Thursday, February 2

Better Late than Never

Well, January 22 was Blog for Choice Day, something I didn't even know until my hubby pointed it out the day after. I wasn't going to bother posting on this site since my hubby made an excellent post on our family site, but last night someone started a debate regarding the much talked about Partial Birth Abortion. Of course, rational and factual information presented was ignored, and emotional arguments thrown back in my face.

Okay, you want an “emotional” argument for Partial Birth Abortions, you got it.

Specifically, the issue was over the recent ruling of the PBA ban in the state of New York as unconstitutional since it didn't have a clause for medical emergency endangering the mother's life.

Some facts will be thrown in for good measure. (I know, pesky little buggers, aren't they?) BTW, I will be referring to Partial Birth Abortion by its medical term, D&X.

Fact: I am 23 1/2 weeks pregnant. (I'm pretty sure this makes me qualified to have an emotional discussion on this subject.)

Fact: My insurance only covers one sonogram/ultrasound during my prenatal care. Unless my doctor thinks that something is wrong, I have to pay for any additional sonogram. This sonogram is usually done at 20 weeks gestation; I've already had mine.

Known Issue: Many women in this country do not have access to prenatal care. The first time they see a doctor during their pregnancy is when they are in labor and go to the ER.

Fact: Prenatal Hydrocephalus affects up to 10,000 babies every year. It's one of the most common forms of birth defects. While severe cases don't appear to happen that often, when they do, "It is not unusual for the fetal head to be as large as 50 centimeters (nearly 20 inches) in diameter and may contain...close to two gallons of cerebrospinal fluid." (Dr. William F. Harrison, a diplomat of the American Board of Obstetrics and Gynecology.)

Emotional argument: Hypothetically, suppose my baby, whom I love already and want very much, develops a severe case of prenatal hydrocephalus. I've already had my sonogram, so unless my doctor can externally determine that something is wrong with my baby and orders another sonogram, the first time my doctor can diagnose this issue is during my labor at full-term gestation. The hydrocephalus is so severe, the baby cannot live after birth, and I only have three options:

  1. Die while trying to deliver my baby. End result for baby: death.
  2. Have an emergency c-section. End result for baby: baby dies shortly after delivered, it cannot achieve consciousness.
  3. Have a D&X procedure. End result for baby: baby dies during delivery.

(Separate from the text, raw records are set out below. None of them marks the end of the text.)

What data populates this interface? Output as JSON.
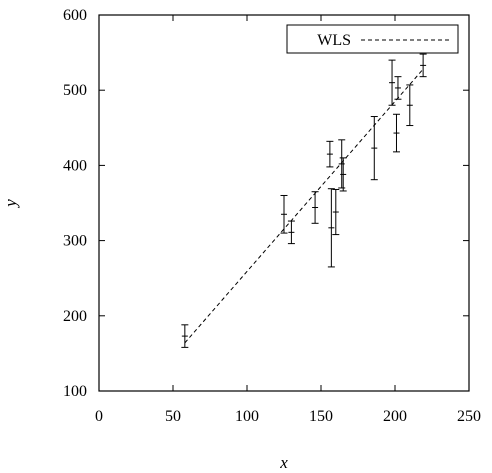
{
  "chart_data": {
    "type": "scatter",
    "title": "",
    "xlabel": "x",
    "ylabel": "y",
    "xlim": [
      0,
      250
    ],
    "ylim": [
      100,
      600
    ],
    "xticks": [
      "0",
      "50",
      "100",
      "150",
      "200",
      "250"
    ],
    "yticks": [
      "100",
      "200",
      "300",
      "400",
      "500",
      "600"
    ],
    "grid": false,
    "legend_position": "top-right",
    "series": [
      {
        "name": "",
        "kind": "points-with-error-bars",
        "points": [
          {
            "x": 58,
            "y": 173,
            "err": 15
          },
          {
            "x": 125,
            "y": 335,
            "err": 25
          },
          {
            "x": 130,
            "y": 311,
            "err": 15
          },
          {
            "x": 146,
            "y": 344,
            "err": 21
          },
          {
            "x": 156,
            "y": 415,
            "err": 17
          },
          {
            "x": 157,
            "y": 317,
            "err": 52
          },
          {
            "x": 160,
            "y": 338,
            "err": 30
          },
          {
            "x": 164,
            "y": 402,
            "err": 32
          },
          {
            "x": 165,
            "y": 388,
            "err": 22
          },
          {
            "x": 186,
            "y": 423,
            "err": 42
          },
          {
            "x": 198,
            "y": 510,
            "err": 30
          },
          {
            "x": 201,
            "y": 443,
            "err": 25
          },
          {
            "x": 202,
            "y": 503,
            "err": 15
          },
          {
            "x": 210,
            "y": 480,
            "err": 27
          },
          {
            "x": 219,
            "y": 533,
            "err": 15
          }
        ]
      },
      {
        "name": "WLS",
        "kind": "dashed-line",
        "x": [
          58,
          219
        ],
        "y": [
          164,
          528
        ]
      }
    ]
  }
}
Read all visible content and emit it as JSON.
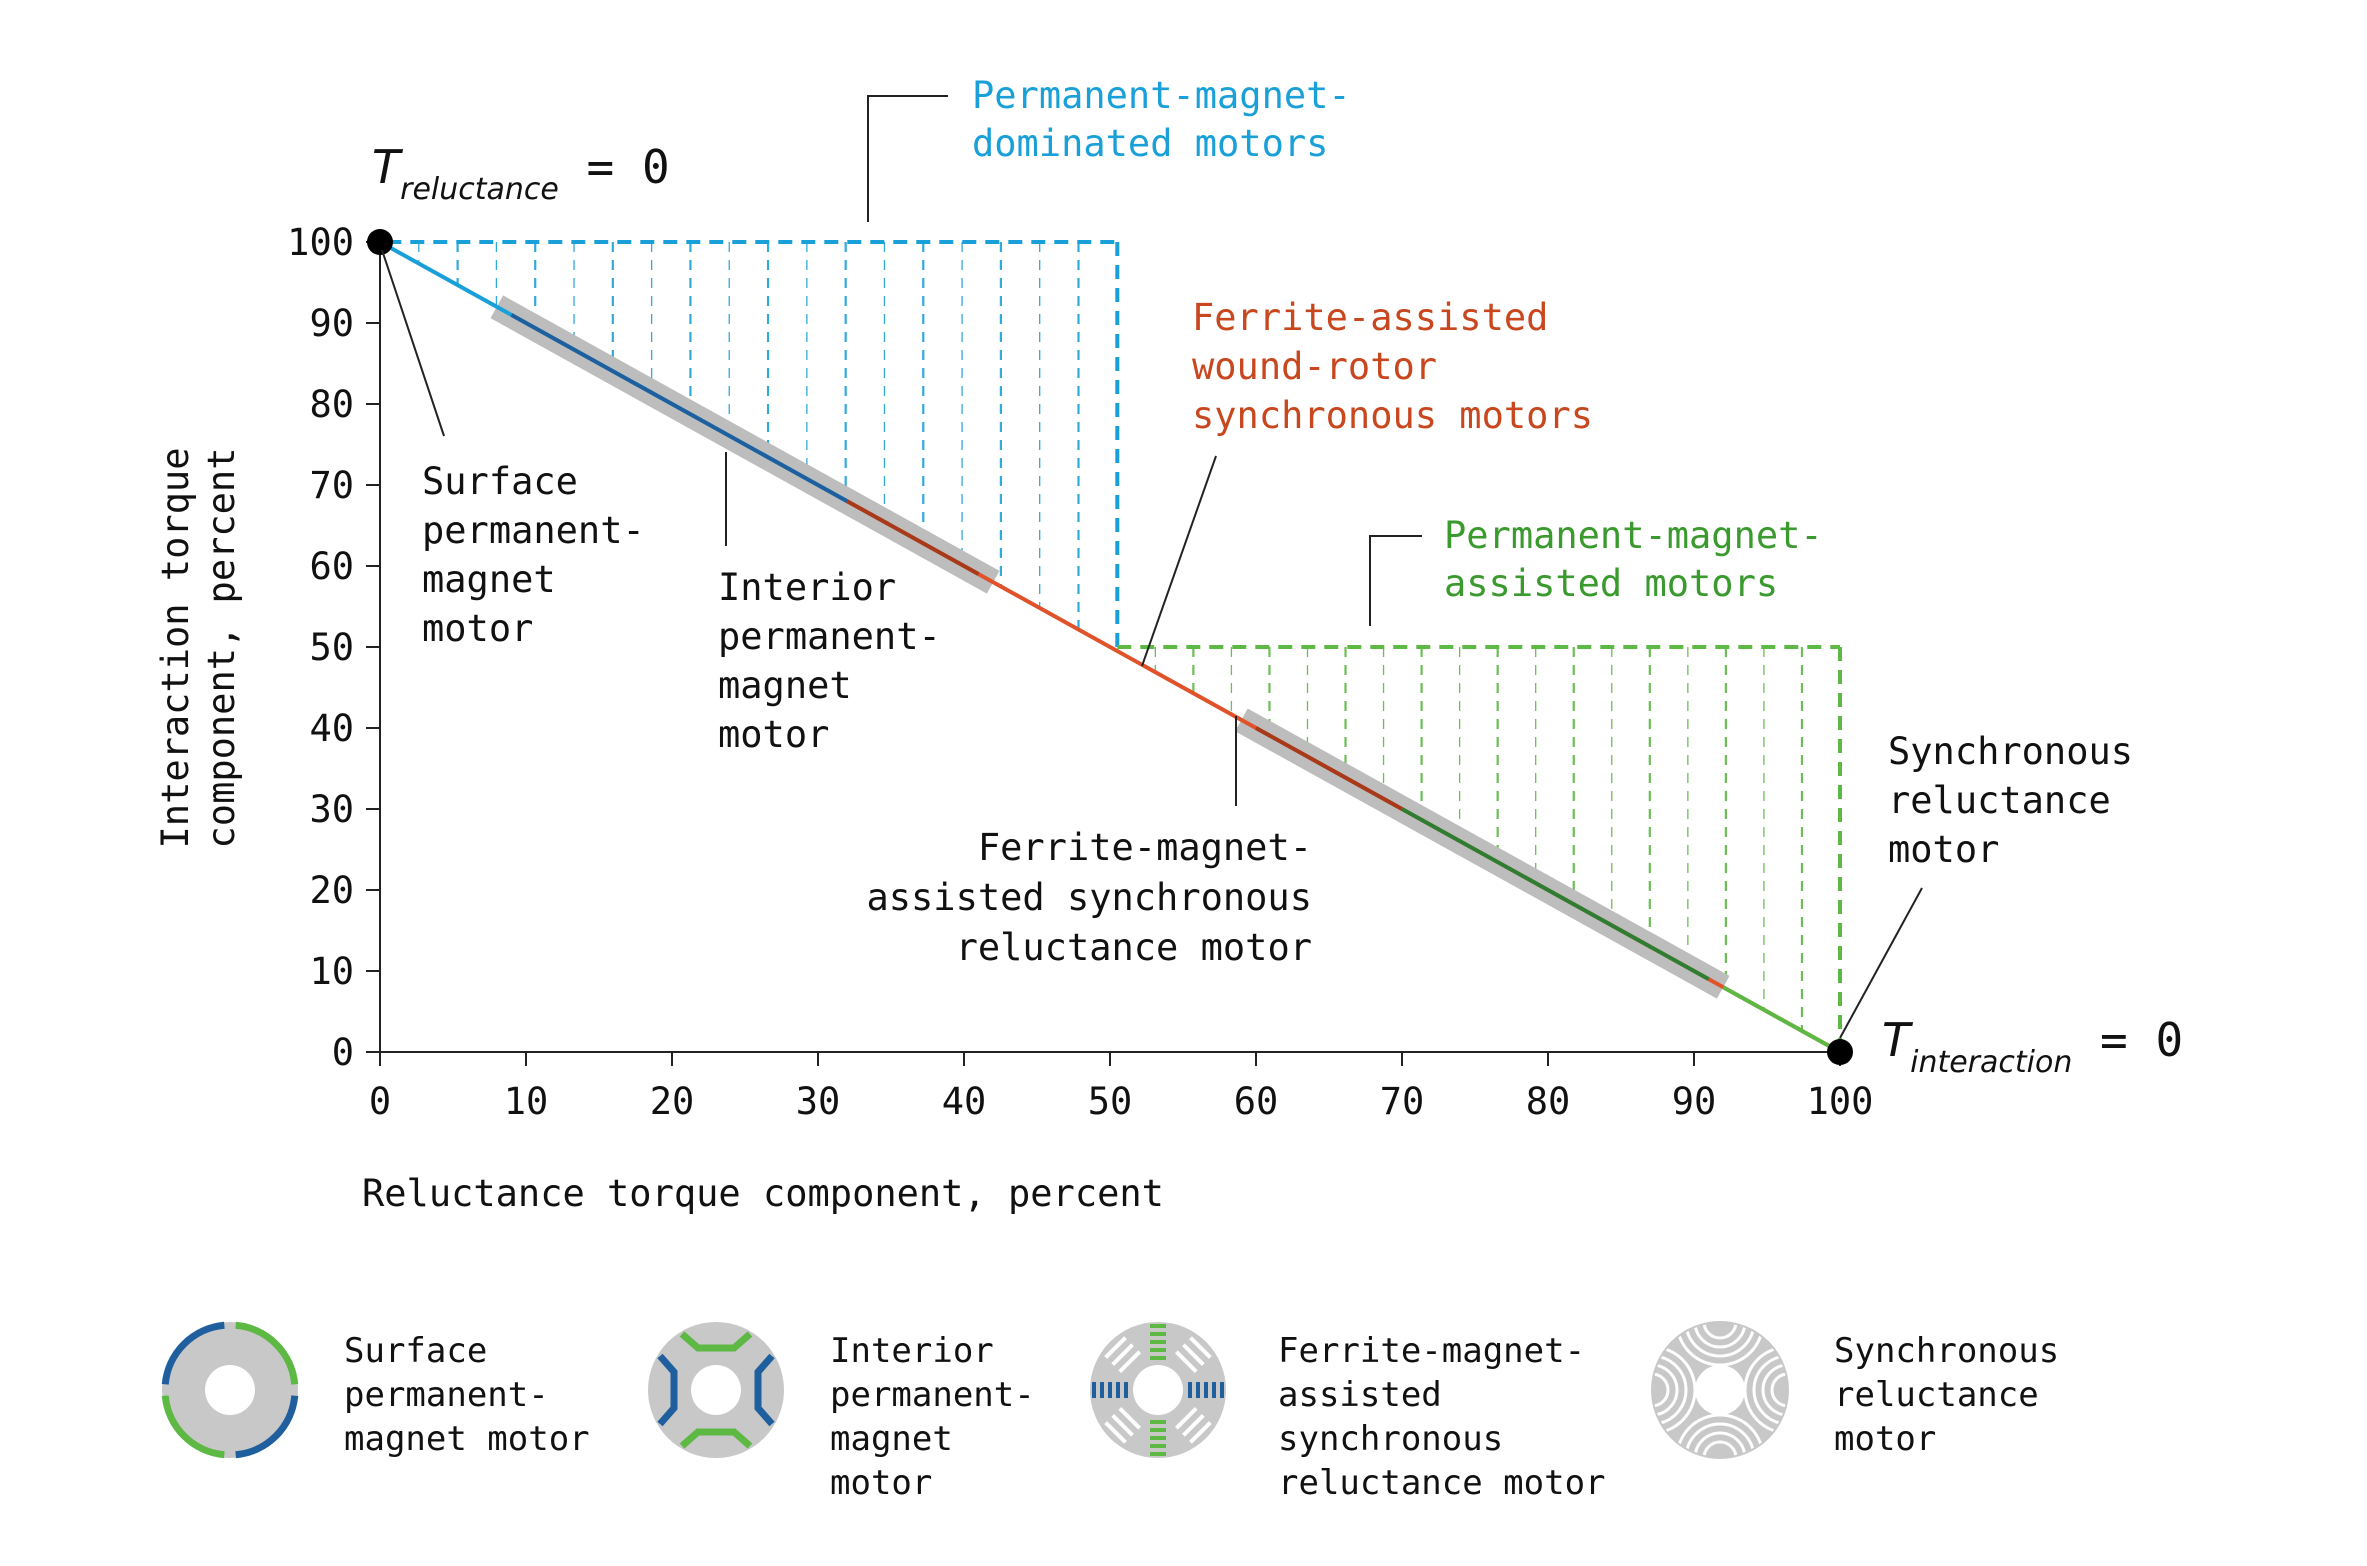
{
  "chart_data": {
    "type": "line",
    "xlabel": "Reluctance torque component, percent",
    "ylabel_lines": [
      "Interaction torque",
      "component, percent"
    ],
    "xlim": [
      0,
      100
    ],
    "ylim": [
      0,
      100
    ],
    "x_ticks": [
      "0",
      "10",
      "20",
      "30",
      "40",
      "50",
      "60",
      "70",
      "80",
      "90",
      "100"
    ],
    "y_ticks": [
      "0",
      "10",
      "20",
      "30",
      "40",
      "50",
      "60",
      "70",
      "80",
      "90",
      "100"
    ],
    "line": {
      "x": [
        0,
        100
      ],
      "y": [
        100,
        0
      ],
      "segments": [
        {
          "x": [
            0,
            32
          ],
          "color": "#1aa0d8"
        },
        {
          "x": [
            32,
            100
          ],
          "color": "#e0532a"
        }
      ]
    },
    "shaded_regions": [
      {
        "name": "Permanent-magnet-dominated motors",
        "x": [
          0,
          50.5
        ],
        "y_top": 100,
        "color": "#1aa0d8"
      },
      {
        "name": "Permanent-magnet-assisted motors",
        "x": [
          50.5,
          100
        ],
        "y_top": 50,
        "color": "#5db844"
      }
    ],
    "ranges": [
      {
        "name": "Interior permanent-magnet motor",
        "x": [
          8,
          42
        ]
      },
      {
        "name": "Ferrite-magnet-assisted synchronous reluctance motor",
        "x": [
          59,
          92
        ]
      }
    ],
    "endpoints": [
      {
        "x": 0,
        "y": 100,
        "label_main": "T",
        "label_sub": "reluctance",
        "label_tail": " = 0"
      },
      {
        "x": 100,
        "y": 0,
        "label_main": "T",
        "label_sub": "interaction",
        "label_tail": " = 0"
      }
    ],
    "annotations": {
      "pm_dominated": [
        "Permanent-magnet-",
        "dominated motors"
      ],
      "ferrite_wound": [
        "Ferrite-assisted",
        "wound-rotor",
        "synchronous motors"
      ],
      "pm_assisted": [
        "Permanent-magnet-",
        "assisted motors"
      ],
      "surface_pm": [
        "Surface",
        "permanent-",
        "magnet",
        "motor"
      ],
      "interior_pm": [
        "Interior",
        "permanent-",
        "magnet",
        "motor"
      ],
      "ferrite_syn": [
        "Ferrite-magnet-",
        "assisted synchronous",
        "reluctance motor"
      ],
      "syn_rel": [
        "Synchronous",
        "reluctance",
        "motor"
      ]
    },
    "colors": {
      "blue": "#1aa0d8",
      "dark_blue": "#1f5f9e",
      "red": "#e0532a",
      "dark_red": "#a63a1a",
      "green": "#5db844",
      "dark_green": "#2e7d32",
      "gray_band": "#bdbdbd"
    }
  },
  "legend": [
    {
      "icon": "surface-pm-rotor-icon",
      "lines": [
        "Surface",
        "permanent-",
        "magnet motor"
      ]
    },
    {
      "icon": "interior-pm-rotor-icon",
      "lines": [
        "Interior",
        "permanent-",
        "magnet",
        "motor"
      ]
    },
    {
      "icon": "ferrite-rotor-icon",
      "lines": [
        "Ferrite-magnet-",
        "assisted",
        "synchronous",
        "reluctance motor"
      ]
    },
    {
      "icon": "synrel-rotor-icon",
      "lines": [
        "Synchronous",
        "reluctance",
        "motor"
      ]
    }
  ]
}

Since I obviously don't want to die and leave my 2 1/2 year old son without a mother and my husband without a wife, I really only have two options. Let's consider them, shall we?

Emergency c-section. This is major surgery that involves many risks to the mother, including infection and possible consequences to her fertility and future ability to have more children. It also requires either an epidural anesthesia or general anesthesia.

D&X procedure. While very high on the icky factor, this poses the least amount of risk to the Mother. It does not harm the mother at all.

Please remember, this child already has a name, it's own room in our home, toys, clothes, and all the other items you would accumulate for a newborn baby in the house. No matter what, my family and me are going to be devastated by the death of this child. (Is that "emotional" enough for you?)

Since I have chosen to give birth without an epidural or any other type of anesthesia (I know, I'm a freak), some type of anesthesia would be required if I were to undergo a c-section. I also plan on having more children.

Given this data, I would more than likely chose to have a D&X procedure over an emergency c-section. This is a personal choice made between my doctor and myself. I still have a dead baby.

Still think there shouldn’t be a clause in a Partial Birth Abortion Ban for the Mother’s health?